Common strategies: - Handling class imbalance via oversampling, cost-sensitive learning, or ensemble methods - Transfer learning from general and task-specific pre-trained models - Sentence-level and fragment-level models applied jointly for FLC - Attention mechanisms and contextual representations

Connections

  • Related to stance detection frameworks which also classify speaker positions on contentious claims; propaganda techniques often exploit stance differences.
  • Connects to Computational Argumentation research on fallacy detection and logical argument analysis; many propaganda techniques (appeal to authority, straw man, red herring) are logical fallacies.
  • Overlaps with Sentiment Analysis on emotional appeals; techniques like loaded language and appeal to fear rely on emotion-evoking language similar to opinion and sentiment targets.
  • Foundational work for state-sponsored propaganda analysis which applies propaganda technique understanding to real-world propaganda campaigns.
  • Related to Media manipulation and Information operations at the technique taxonomy level.

Notes

The shared task's fine-grained approach (identifying minimal fragments and specific techniques rather than article-level binary labels) enables interpretability and understanding of how propaganda works, not just whether content is propagandist. Sentence-level classification proved more tractable than fragment-level, suggesting that aggregating propaganda signals at the sentence level may be easier than pinpointing exact technique spans.

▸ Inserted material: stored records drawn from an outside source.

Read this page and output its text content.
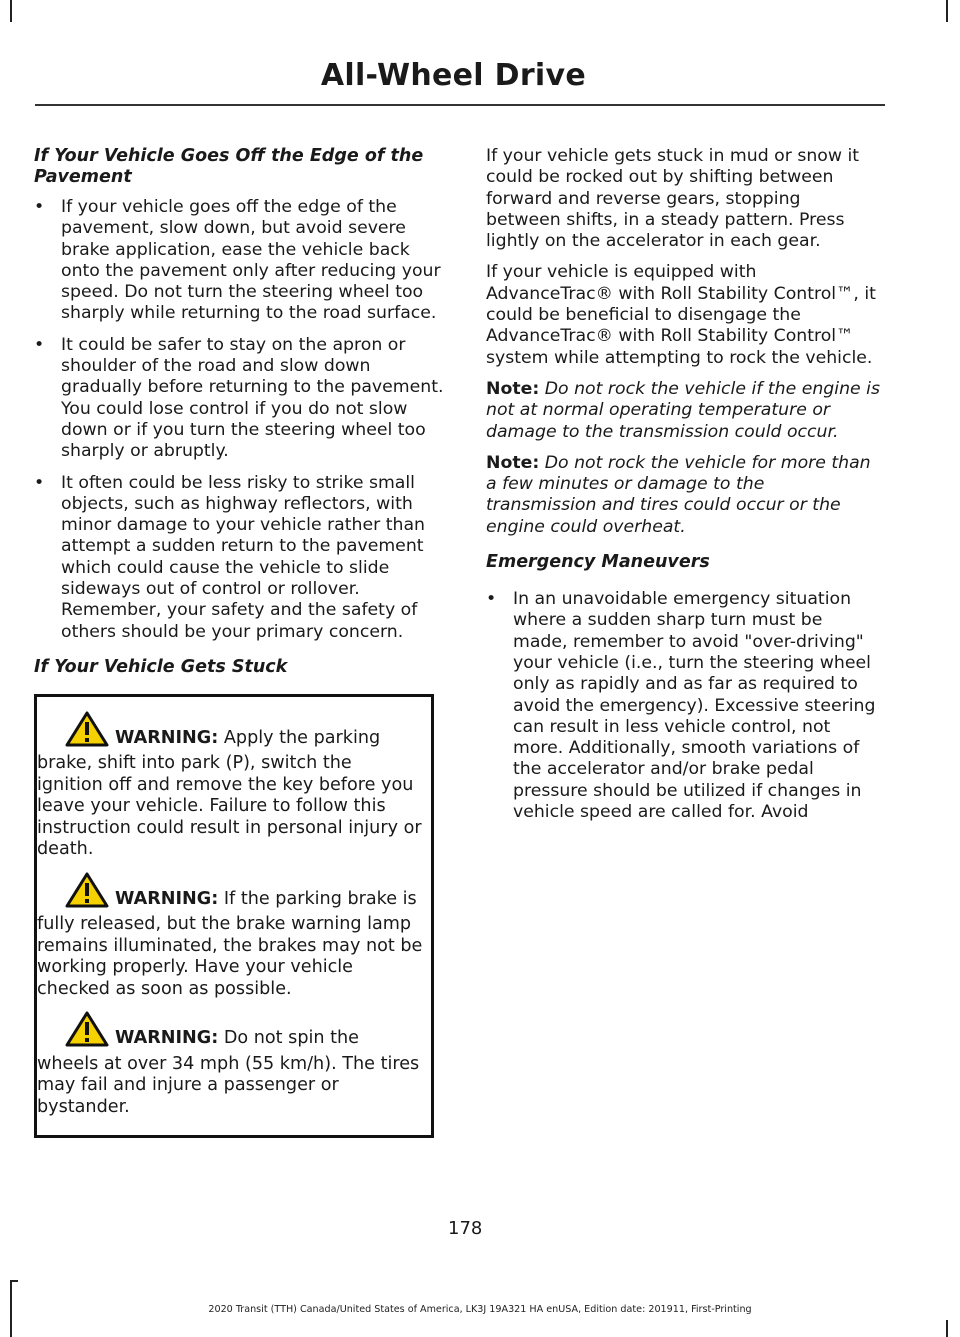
All-Wheel Drive
If Your Vehicle Goes Off the Edge of the Pavement
• If your vehicle goes off the edge of the pavement, slow down, but avoid severe brake application, ease the vehicle back onto the pavement only after reducing your speed. Do not turn the steering wheel too sharply while returning to the road surface.
• It could be safer to stay on the apron or shoulder of the road and slow down gradually before returning to the pavement. You could lose control if you do not slow down or if you turn the steering wheel too sharply or abruptly.
• It often could be less risky to strike small objects, such as highway reflectors, with minor damage to your vehicle rather than attempt a sudden return to the pavement which could cause the vehicle to slide sideways out of control or rollover. Remember, your safety and the safety of others should be your primary concern.
If Your Vehicle Gets Stuck

WARNING: Apply the parking brake, shift into park (P), switch the ignition off and remove the key before you leave your vehicle. Failure to follow this instruction could result in personal injury or death.

WARNING: If the parking brake is fully released, but the brake warning lamp remains illuminated, the brakes may not be working properly. Have your vehicle checked as soon as possible.

WARNING: Do not spin the wheels at over 34 mph (55 km/h). The tires may fail and injure a passenger or bystander.

If your vehicle gets stuck in mud or snow it could be rocked out by shifting between forward and reverse gears, stopping between shifts, in a steady pattern. Press lightly on the accelerator in each gear.

If your vehicle is equipped with AdvanceTrac® with Roll Stability Control™, it could be beneficial to disengage the AdvanceTrac® with Roll Stability Control™ system while attempting to rock the vehicle.

Note: Do not rock the vehicle if the engine is not at normal operating temperature or damage to the transmission could occur.

Note: Do not rock the vehicle for more than a few minutes or damage to the transmission and tires could occur or the engine could overheat.

Emergency Maneuvers
• In an unavoidable emergency situation where a sudden sharp turn must be made, remember to avoid "over-driving" your vehicle (i.e., turn the steering wheel only as rapidly and as far as required to avoid the emergency). Excessive steering can result in less vehicle control, not more. Additionally, smooth variations of the accelerator and/or brake pedal pressure should be utilized if changes in vehicle speed are called for. Avoid
178
2020 Transit (TTH) Canada/United States of America, LK3J 19A321 HA enUSA, Edition date: 201911, First-Printing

The significant performance gap between development and test sets in the SLC task indicates challenge in generalization to temporally or thematically distinct data. The FLC task's low absolute scores (<0.25 F1 for winners) despite systems beating random baselines demonstrates the difficulty of multi-label span-level classification, particularly with rare classes.

The techniques' connection to rhetorical fallacies and emotional appeals positions this work at the interface of NLP, argumentation, and psychology—relevant to researchers in misinformation, media literacy, and communication. Follow-up work includes SemEval 2020 Task 11, which split the shared task into separate binary sequence labeling (Task 1) and multi-class classification (Task 2) subtasks.